How much do writers consider their audience?

I've just read a poem that is very approachable - an elegy for Brian Glancy. A very traditional elegy in many ways. Not at all experimental. Bit like Pete Sinfield writing for Bucks Fizz?

Saturday, January 03, 2009

Prog & Poetry

I watched the programme, Prog Britannia, on BBC 4 yesterday, and it was interesting that there were some of the same problems you get with people who are "non-mainstream" in poetry. In some ways, it confirmed my prejudices: a lot of them were public school boys or music school graduates who were often very good musicians, playing as many notes as possible and coming up with "concepts" to do with Tolkein and fantasy rather than real life. And its demise was as much to do with the bombast of its attempt at a Gessamptwerke (total work) involving overblown theatrics and lots of dry ice. But then one remembers U2's Achtung Baby tour...

But what struck me was that here again were a bunch of highly intelligent people being - well - highly intelligent. That old bugbear of English anti-intellectualism began to rear its ugly head. Though shalt not have any big ideas... And the other bug bear of not wanting to be bored. If you're capable of writing a work that lasts 20 minutes, involves several key changes and references everything from TV theme tunes to Schoenburg, why limit yourself to the 3 minutes blues/rock riffathon? Some of the people involved were not only considerably good musicians, but actually wrote challenging music that actually utilised new ways of working: Robert Fripp, in particular.
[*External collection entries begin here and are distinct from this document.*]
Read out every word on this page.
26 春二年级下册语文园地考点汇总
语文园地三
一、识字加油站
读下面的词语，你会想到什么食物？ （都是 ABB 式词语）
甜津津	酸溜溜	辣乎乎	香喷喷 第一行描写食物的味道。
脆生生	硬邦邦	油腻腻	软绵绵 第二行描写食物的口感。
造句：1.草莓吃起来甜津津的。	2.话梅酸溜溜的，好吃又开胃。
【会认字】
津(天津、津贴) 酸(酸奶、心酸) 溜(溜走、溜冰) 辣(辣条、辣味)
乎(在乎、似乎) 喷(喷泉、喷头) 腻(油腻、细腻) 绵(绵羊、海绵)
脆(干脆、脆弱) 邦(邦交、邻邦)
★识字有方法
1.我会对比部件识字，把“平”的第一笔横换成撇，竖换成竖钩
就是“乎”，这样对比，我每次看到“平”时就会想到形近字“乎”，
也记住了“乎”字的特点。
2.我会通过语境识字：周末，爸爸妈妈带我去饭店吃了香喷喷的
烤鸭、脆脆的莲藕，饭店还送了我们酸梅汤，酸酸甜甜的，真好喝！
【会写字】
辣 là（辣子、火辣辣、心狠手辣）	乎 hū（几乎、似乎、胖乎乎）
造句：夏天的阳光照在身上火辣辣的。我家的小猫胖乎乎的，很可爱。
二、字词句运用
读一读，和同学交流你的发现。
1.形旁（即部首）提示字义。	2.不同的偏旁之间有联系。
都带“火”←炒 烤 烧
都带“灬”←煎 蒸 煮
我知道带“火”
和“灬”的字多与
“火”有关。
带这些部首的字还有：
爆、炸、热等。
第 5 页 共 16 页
Others, of course, such as Caravan and the Canterbury bands, were plugging into a vein of English romanticism that includes Vaughn Williams and Britten, as well as utilising that peculiar ly whimisical strain of British surrealism that includes Lewis Carroll and Edward Lear. And they were bringing this into rock music. Bands like that were, in many ways, the very opposite of the bombastic strain of Emerson, Lake & Palmer; which, frankly, even now just looks like a low-rent Wagner.

There were many things wrong with it, of course. Often, the ideas were not all that original: concept albums around the theme of Tolkein are a bit, well, jejune. Sometimes all the twiddly guitar and keyboard solos were less virtuoso and more self-indulgent posing. A little restraint would have avoided some of the pitfalls. But then, they were young, smoking a lot of wacky backy and no-one was actually stopping them.

It all reminds me a bit about the avant garde poets of England in the '70's: no-one was really stopping them do what they liked, because not many were actually listening. No doubt, if a non-biased way of reading such poetry ever happens, we would sort out the really good stuff from the not-quite-acheived and the overblown. But the fact that lots of people were trying things out, experimenting, making odd noises, going in wrong directions to see where they led, that wasn't a bad thing, was it?